Un faisceau d’éléments concordants laisse présager que l’humanité est à l’aube d’une phase de grands changements, voire d’un bouleversement complet, tel une sorte de «changement de paradigme» imminent. Pris en étau entre une technologie qui s’autonomise de plus en plus de l’humain et de peuples qui veulent s’affranchir de leurs dirigeants, le monde cherche une nouvelle manière de construire le consensus entre gouvernants et gouvernés, sans pour autant réussir à résoudre la quadrature du cercle : celle de la «transversalité verticale».
Abdelmalek Alaoui
Abdelmalek Alaoui, CEO La Tribune Afrique

A première vue, estimer que la transversalité peut être combinée à la verticalité semble relever de l'oxymore. De fait, les évolutions récentes des opinions publiques requièrent des dirigeants qu'ils soient capables de faire montre à la fois de Leadership rapide- et donc de capacité décisionnaire immédiate - tout en construisant le consensus, ce qui demande... du temps. Impossible ? sans doute. Mais telles sont les nouvelles règles du jeu.
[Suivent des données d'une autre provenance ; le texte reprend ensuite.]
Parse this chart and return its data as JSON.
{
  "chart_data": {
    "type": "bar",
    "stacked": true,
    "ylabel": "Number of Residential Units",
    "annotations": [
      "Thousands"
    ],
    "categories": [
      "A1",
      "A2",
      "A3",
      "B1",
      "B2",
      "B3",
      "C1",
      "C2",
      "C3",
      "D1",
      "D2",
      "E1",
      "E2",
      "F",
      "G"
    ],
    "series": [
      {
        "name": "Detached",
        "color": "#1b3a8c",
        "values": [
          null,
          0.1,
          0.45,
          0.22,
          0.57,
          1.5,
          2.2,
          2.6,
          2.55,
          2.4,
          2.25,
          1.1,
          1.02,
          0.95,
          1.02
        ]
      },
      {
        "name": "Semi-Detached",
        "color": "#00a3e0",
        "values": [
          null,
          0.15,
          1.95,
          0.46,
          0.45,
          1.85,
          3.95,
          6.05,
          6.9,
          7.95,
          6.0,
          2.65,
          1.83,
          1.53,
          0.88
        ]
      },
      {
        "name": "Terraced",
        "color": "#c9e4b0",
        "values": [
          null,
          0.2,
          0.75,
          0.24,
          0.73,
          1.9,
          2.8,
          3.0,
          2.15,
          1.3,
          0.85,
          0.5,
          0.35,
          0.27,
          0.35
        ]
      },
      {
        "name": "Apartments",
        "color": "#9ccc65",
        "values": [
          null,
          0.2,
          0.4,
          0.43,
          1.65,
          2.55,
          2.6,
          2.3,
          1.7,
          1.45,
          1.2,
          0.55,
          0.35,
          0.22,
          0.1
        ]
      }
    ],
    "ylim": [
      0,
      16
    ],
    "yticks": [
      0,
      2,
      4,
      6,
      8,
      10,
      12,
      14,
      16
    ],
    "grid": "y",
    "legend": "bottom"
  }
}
Il y a déjà quelques années, l'essayiste Thomas Friedman théorisait dans son ouvrage à succès La Terre est plate le mouvement de globalisation irrésistible qui a déferlé sur la planète au tournant du siècle. L'Américain estimait dans cet opus de référence que les jours à venir seraient nécessairement meilleurs, du fait d'une meilleure disponibilité des biens et du capital, d'une meilleure circulation des marchandises et des hommes, le tout rendu possible par une technologie émancipatrice et égalisatrice. En bref, cette planète où les distances se raccourcissent allait donner naissance à une humanité plus généreuse. Avant lui, un autre penseur américain, Francis Fukuyama, prédisait quant à lui la «fin de l'histoire» pour signifier la prééminence de la démocratie libérale sur les autres formes de gouvernement suite à la fin de la Guerre froide. Si l'on savait déjà que la prospective est un exercice risqué, l'Histoire contemporaine vient de démentir les deux assertions précédentes.

 Un affrontement entre dirigés et dirigeants

Jusque-là, la montée des nationalismes et des extrêmes a toujours été expliquée par des crises économiques majeures. Le Nazisme a trouvé un terreau fertile en Allemagne avec la crise économique du début des années 1920. Idem pour le fascisme italien, ainsi qu'un certain nombre d'autoritarismes et de dictatures. Mais dans le cas d'espèce, l'on constate que les économies où les nationalismes et la contestation progressent se portent majoritairement bien. Bien qu'aux prises avec un chômage structurel qui frise les 10% depuis 30 ans, la France reste l'un des pays les plus égalitaristes d'Europe et une grande puissance industrielle et militaire dans laquelle il fait -encore- bon vivre. En Italie, le plus gros de la crise économique est déjà derrière la péninsule malgré des risques de rechute. Quant aux États-Unis, l'économie se portait plutôt bien lorsque Donald Trump a été élu. Que s'est-il donc passé qui a changé majoritairement la donne pour que les peuples crient une telle colère, aux relents parfois  violents ?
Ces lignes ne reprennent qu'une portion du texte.